Memorandum by the Assistant Secretary of State (Johnson)

The French Ambassador came in and during the conversation the Secretary informed him that the Chinese Minister several days ago had stated that the Nationalist Government of China desired to raise its legation in Washington to the status of an embassy and asked whether we would be willing to reciprocate. The Secretary stated that he understood that a similar proposition was being made to the Japanese, British, German, Italian and French Governments and that he was anxious to consult with them and obtain their views before reaching any decision in the matter. He did not know just what should be done, although he could not see any grave objection to the proposal. The Secretary went over the same ground that he went over this morning with the Japanese Ambassador.

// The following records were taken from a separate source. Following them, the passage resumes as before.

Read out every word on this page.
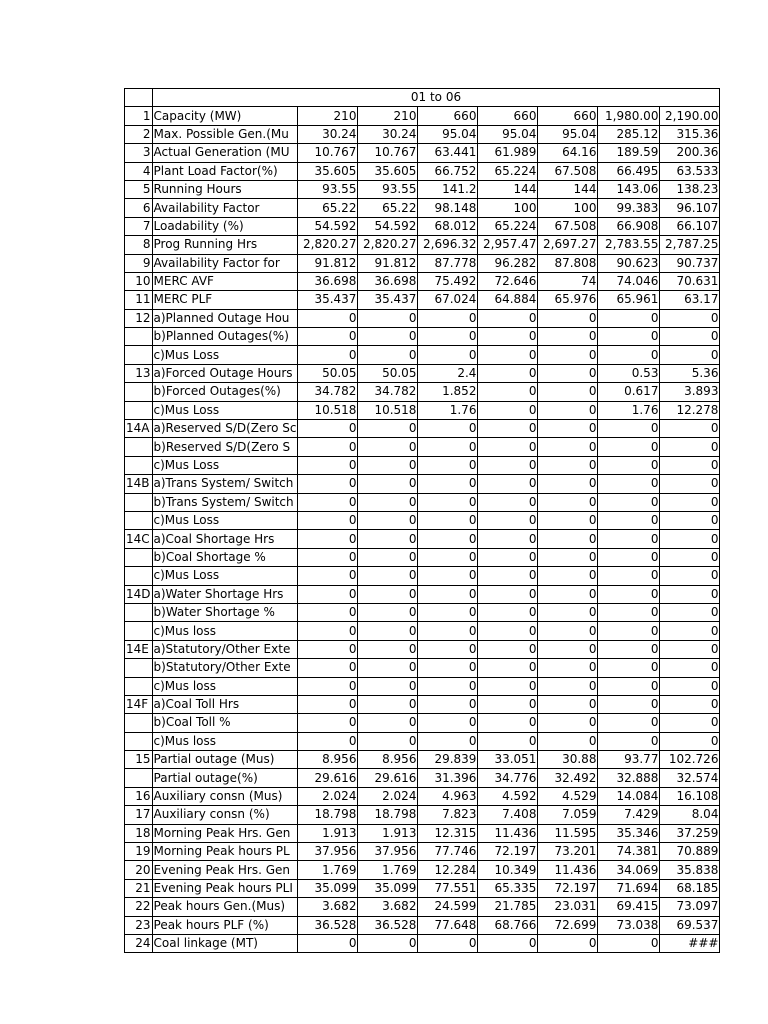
	01 to 06							
1	Capacity (MW)	210	210	660	660	660	1,980.00	2,190.00
2	Max. Possible Gen.(Mu	30.24	30.24	95.04	95.04	95.04	285.12	315.36
3	Actual Generation (MU	10.767	10.767	63.441	61.989	64.16	189.59	200.36
4	Plant Load Factor(%)	35.605	35.605	66.752	65.224	67.508	66.495	63.533
5	Running Hours	93.55	93.55	141.2	144	144	143.06	138.23
6	Availability Factor	65.22	65.22	98.148	100	100	99.383	96.107
7	Loadability (%)	54.592	54.592	68.012	65.224	67.508	66.908	66.107
8	Prog Running Hrs	2,820.27	2,820.27	2,696.32	2,957.47	2,697.27	2,783.55	2,787.25
9	Availability Factor for	91.812	91.812	87.778	96.282	87.808	90.623	90.737
10	MERC AVF	36.698	36.698	75.492	72.646	74	74.046	70.631
11	MERC PLF	35.437	35.437	67.024	64.884	65.976	65.961	63.17
12	a)Planned Outage Hou	0	0	0	0	0	0	0
	b)Planned Outages(%)	0	0	0	0	0	0	0
	c)Mus Loss	0	0	0	0	0	0	0
13	a)Forced Outage Hours	50.05	50.05	2.4	0	0	0.53	5.36
	b)Forced Outages(%)	34.782	34.782	1.852	0	0	0.617	3.893
	c)Mus Loss	10.518	10.518	1.76	0	0	1.76	12.278
14A	a)Reserved S/D(Zero Sc	0	0	0	0	0	0	0
	b)Reserved S/D(Zero S	0	0	0	0	0	0	0
	c)Mus Loss	0	0	0	0	0	0	0
14B	a)Trans System/ Switch	0	0	0	0	0	0	0
	b)Trans System/ Switch	0	0	0	0	0	0	0
	c)Mus Loss	0	0	0	0	0	0	0
14C	a)Coal Shortage Hrs	0	0	0	0	0	0	0
	b)Coal Shortage %	0	0	0	0	0	0	0
	c)Mus Loss	0	0	0	0	0	0	0
14D	a)Water Shortage Hrs	0	0	0	0	0	0	0
	b)Water Shortage %	0	0	0	0	0	0	0
	c)Mus loss	0	0	0	0	0	0	0
14E	a)Statutory/Other Exte	0	0	0	0	0	0	0
	b)Statutory/Other Exte	0	0	0	0	0	0	0
	c)Mus loss	0	0	0	0	0	0	0
14F	a)Coal Toll Hrs	0	0	0	0	0	0	0
	b)Coal Toll %	0	0	0	0	0	0	0
	c)Mus loss	0	0	0	0	0	0	0
15	Partial outage (Mus)	8.956	8.956	29.839	33.051	30.88	93.77	102.726
	Partial outage(%)	29.616	29.616	31.396	34.776	32.492	32.888	32.574
16	Auxiliary consn (Mus)	2.024	2.024	4.963	4.592	4.529	14.084	16.108
17	Auxiliary consn (%)	18.798	18.798	7.823	7.408	7.059	7.429	8.04
18	Morning Peak Hrs. Gen	1.913	1.913	12.315	11.436	11.595	35.346	37.259
19	Morning Peak hours PL	37.956	37.956	77.746	72.197	73.201	74.381	70.889
20	Evening Peak Hrs. Gen	1.769	1.769	12.284	10.349	11.436	34.069	35.838
21	Evening Peak hours PLI	35.099	35.099	77.551	65.335	72.197	71.694	68.185
22	Peak hours Gen.(Mus)	3.682	3.682	24.599	21.785	23.031	69.415	73.097
23	Peak hours PLF (%)	36.528	36.528	77.648	68.766	72.699	73.038	69.537
24	Coal linkage (MT)	0	0	0	0	0	0	###
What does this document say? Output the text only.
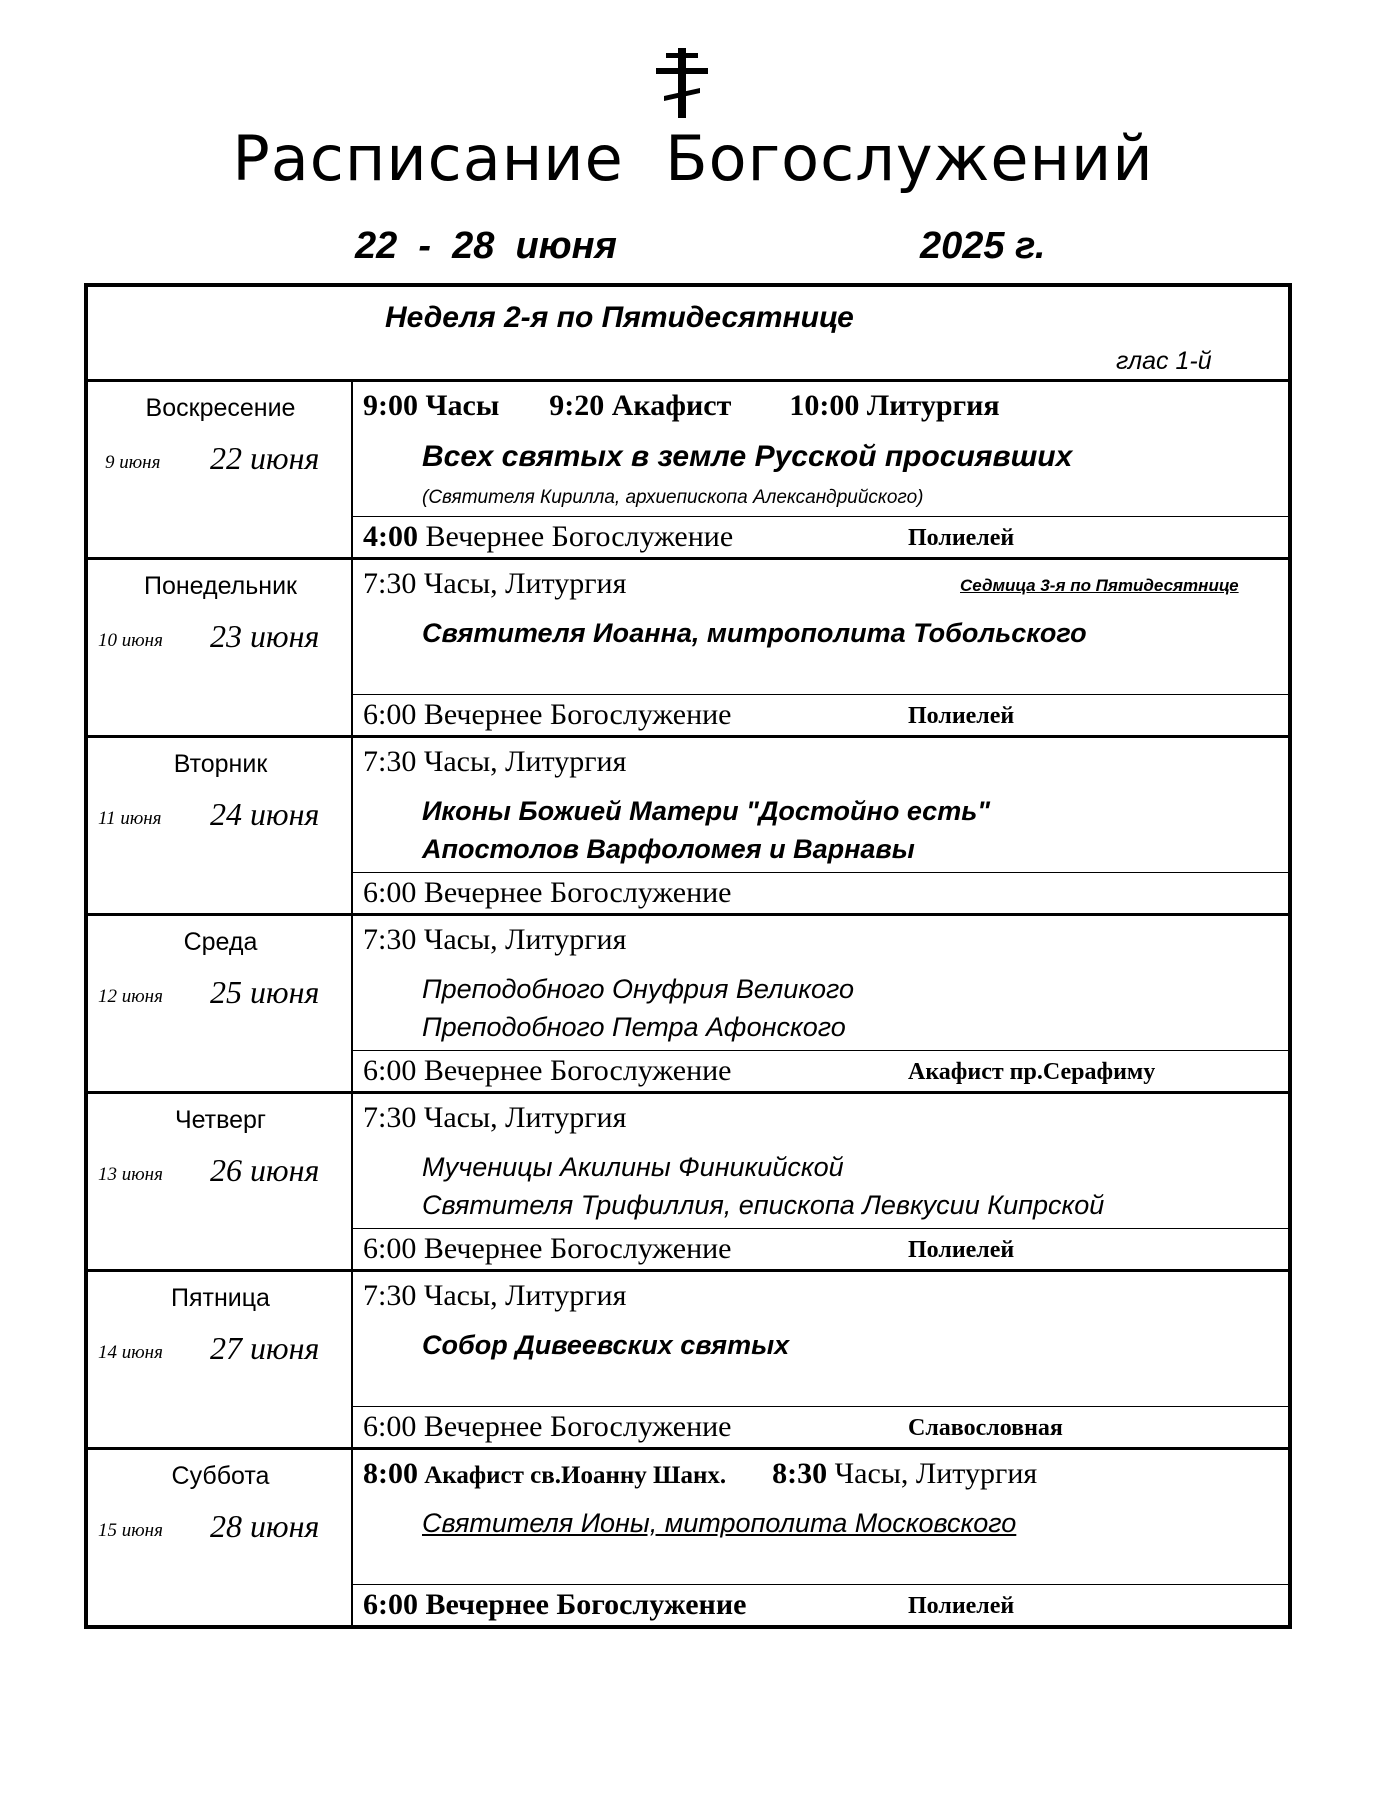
Расписание  Богослужений
22  -  28  июня	2025 г.
Неделя 2-я по Пятидесятнице
глас 1-й
Воскресение
9 июня 22 июня
9:00 Часы 9:20 Акафист 10:00 Литургия
Всех святых в земле Русской просиявших
(Святителя Кирилла, архиепископа Александрийского)
4:00 Вечернее Богослужение	Полиелей
Понедельник
10 июня 23 июня
7:30 Часы, Литургия	Седмица 3-я по Пятидесятнице
Святителя Иоанна, митрополита Тобольского
6:00 Вечернее Богослужение	Полиелей
Вторник
11 июня 24 июня
7:30 Часы, Литургия
Иконы Божией Матери "Достойно есть"
Апостолов Варфоломея и Варнавы
6:00 Вечернее Богослужение
Среда
12 июня 25 июня
7:30 Часы, Литургия
Преподобного Онуфрия Великого
Преподобного Петра Афонского
6:00 Вечернее Богослужение	Акафист пр.Серафиму
Четверг
13 июня 26 июня
7:30 Часы, Литургия
Мученицы Акилины Финикийской
Святителя Трифиллия, епископа Левкусии Кипрской
6:00 Вечернее Богослужение	Полиелей
Пятница
14 июня 27 июня
7:30 Часы, Литургия
Собор Дивеевских святых
6:00 Вечернее Богослужение	Славословная
Суббота
15 июня 28 июня
8:00 Акафист св.Иоанну Шанх. 8:30 Часы, Литургия
Святителя Ионы, митрополита Московского
6:00 Вечернее Богослужение	Полиелей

The French Ambassador stated that he recalled when he was Ambassador to Japan that the Japanese raised this question, some three or four years ago, and at that time he had had numerous conversations with the Japanese and the reaction of his Government at that time was in the negative. He stated that recently he had received a letter from his Government discussing this matter and saying that they did not believe it was the proper time to take this step, inasmuch as the Nationalist Government of China was very new and gave no promise of permanency. He stated it was the feeling of his Government that it was a serious matter to raise their legation to the status of an embassy under these circumstances. By postponing action in this affair the governments could influence the new Nationalist Government to renew its efforts to stabilize its government. The Ambassador stated, however, that he would be glad to communicate this matter to his Government and report the reply he received. The conversation here ended.